X-rays are considered ionising radiation because they have enough energy to ionise atoms and molecules, i.e., to remove electrons from them. This ionising capability arises due to their high energy and short wavelength. The implications of X-rays being ionising are significant, especially in terms of biological effects. When X-rays interact with biological tissue, they can cause ionisation of the molecules within the cells. This can lead to direct damage to the DNA and other critical cellular structures, which can cause mutations and potentially lead to cancer. Therefore, while X-rays are invaluable in medical imaging and treatments, their use must be carefully controlled. Appropriate shielding, limiting exposure time, and using the lowest effective dose are essential for minimising the risks associated with their ionising nature. It's also why safety protocols and regulations are stringently applied in both medical and industrial contexts where X-rays are used.

The accelerating voltage in an X-ray tube significantly influences the properties of the X-rays produced. Higher accelerating voltages increase the kinetic energy of the electrons travelling from the cathode to the anode. This increased energy results in X-rays with higher frequencies and shorter wavelengths, which are more penetrating. Specifically, a higher voltage decreases the minimum wavelength of the X-ray spectrum produced (as per the relationship lambda_min = hc / (eV)), leading to a 'harder' (more penetrating) X-ray spectrum. Additionally, higher voltages generally increase the intensity of the X-ray beam. However, it's important to note that excessively high voltages can lead to increased patient dose in medical applications and may require more stringent shielding measures. Hence, the choice of voltage must balance the need for penetrating power with safety and image quality considerations.

X-rays cannot be focused using traditional optical lenses like visible light. This is due to the fact that X-rays have much shorter wavelengths compared to visible light. When X-rays encounter materials used for traditional lenses, such as glass or plastic, they are either absorbed or pass through without significant refraction.

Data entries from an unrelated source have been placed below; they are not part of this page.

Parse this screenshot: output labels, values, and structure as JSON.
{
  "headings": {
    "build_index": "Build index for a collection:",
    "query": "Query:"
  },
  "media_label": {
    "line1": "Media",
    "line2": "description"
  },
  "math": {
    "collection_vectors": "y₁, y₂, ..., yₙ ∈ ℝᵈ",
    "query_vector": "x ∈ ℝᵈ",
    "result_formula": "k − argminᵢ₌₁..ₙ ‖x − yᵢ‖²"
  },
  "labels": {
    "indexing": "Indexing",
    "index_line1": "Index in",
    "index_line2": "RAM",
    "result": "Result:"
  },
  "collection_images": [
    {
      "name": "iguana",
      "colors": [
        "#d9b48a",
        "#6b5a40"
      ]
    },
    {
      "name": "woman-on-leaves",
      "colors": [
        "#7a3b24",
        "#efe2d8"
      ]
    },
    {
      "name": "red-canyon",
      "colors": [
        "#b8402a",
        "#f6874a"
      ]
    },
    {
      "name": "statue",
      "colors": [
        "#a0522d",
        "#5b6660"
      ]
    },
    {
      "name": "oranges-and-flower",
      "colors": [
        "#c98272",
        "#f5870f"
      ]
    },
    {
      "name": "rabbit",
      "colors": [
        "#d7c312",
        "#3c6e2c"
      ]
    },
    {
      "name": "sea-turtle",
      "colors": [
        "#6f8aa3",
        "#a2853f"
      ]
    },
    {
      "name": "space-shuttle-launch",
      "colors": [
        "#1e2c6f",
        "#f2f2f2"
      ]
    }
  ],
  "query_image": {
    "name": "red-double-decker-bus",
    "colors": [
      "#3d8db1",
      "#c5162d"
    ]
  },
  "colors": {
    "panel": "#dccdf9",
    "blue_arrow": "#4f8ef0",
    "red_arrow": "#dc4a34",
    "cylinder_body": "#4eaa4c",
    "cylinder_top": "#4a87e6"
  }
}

To 'focus' or manipulate X-rays, different techniques are employed. One common method is the use of X-ray mirrors, which operate under the principle of total external reflection at very shallow angles, known as grazing incidence. These mirrors can focus X-rays but require very smooth surfaces and precise angles. Another method involves the use of crystal diffractors, which exploit the diffraction of X-rays through the crystal lattice to focus or redirect them. These methods are more complex and limited compared to the focusing of visible light and are predominantly used in specialised applications like X-ray crystallography and high-resolution X-ray imaging systems.

The vacuum inside an X-ray tube plays a crucial role in the efficient generation of X-rays. In the absence of a vacuum, the free electrons emitted from the cathode would collide with air molecules, leading to unnecessary energy loss and reduced kinetic energy upon reaching the anode. This would result in a decrease in the efficiency of X-ray production. Additionally, air molecules could become ionised and produce secondary electrons, leading to unwanted background radiation and reducing the clarity of the X-rays produced. A vacuum ensures a clear path for the electrons to travel from the cathode to the anode without interference, maximising the transfer of kinetic energy into X-ray photons upon collision with the target. Furthermore, the vacuum prevents oxidation and degradation of the internal components of the tube, particularly the cathode and anode, thereby extending the lifespan of the tube.

Tungsten is commonly used as the target material in X-ray tubes due to several of its advantageous properties. Firstly, it has a high atomic number (74), which increases the efficiency of X-ray production, particularly characteristic X-rays, as higher atomic number materials emit X-rays more efficiently. Secondly, tungsten has a high melting point (approximately 3422°C), making it capable of withstanding the intense heat generated during X-ray production. This is crucial since a significant portion of the kinetic energy of the electrons is converted into heat. Additionally, tungsten's thermal conductivity is relatively high, which helps in dissipating this heat effectively. Its low vapour pressure also minimises the risk of the target material evaporating and contaminating the vacuum inside the tube. These properties make tungsten an ideal candidate for producing high-quality X-rays while ensuring the longevity and reliability of the X-ray tube.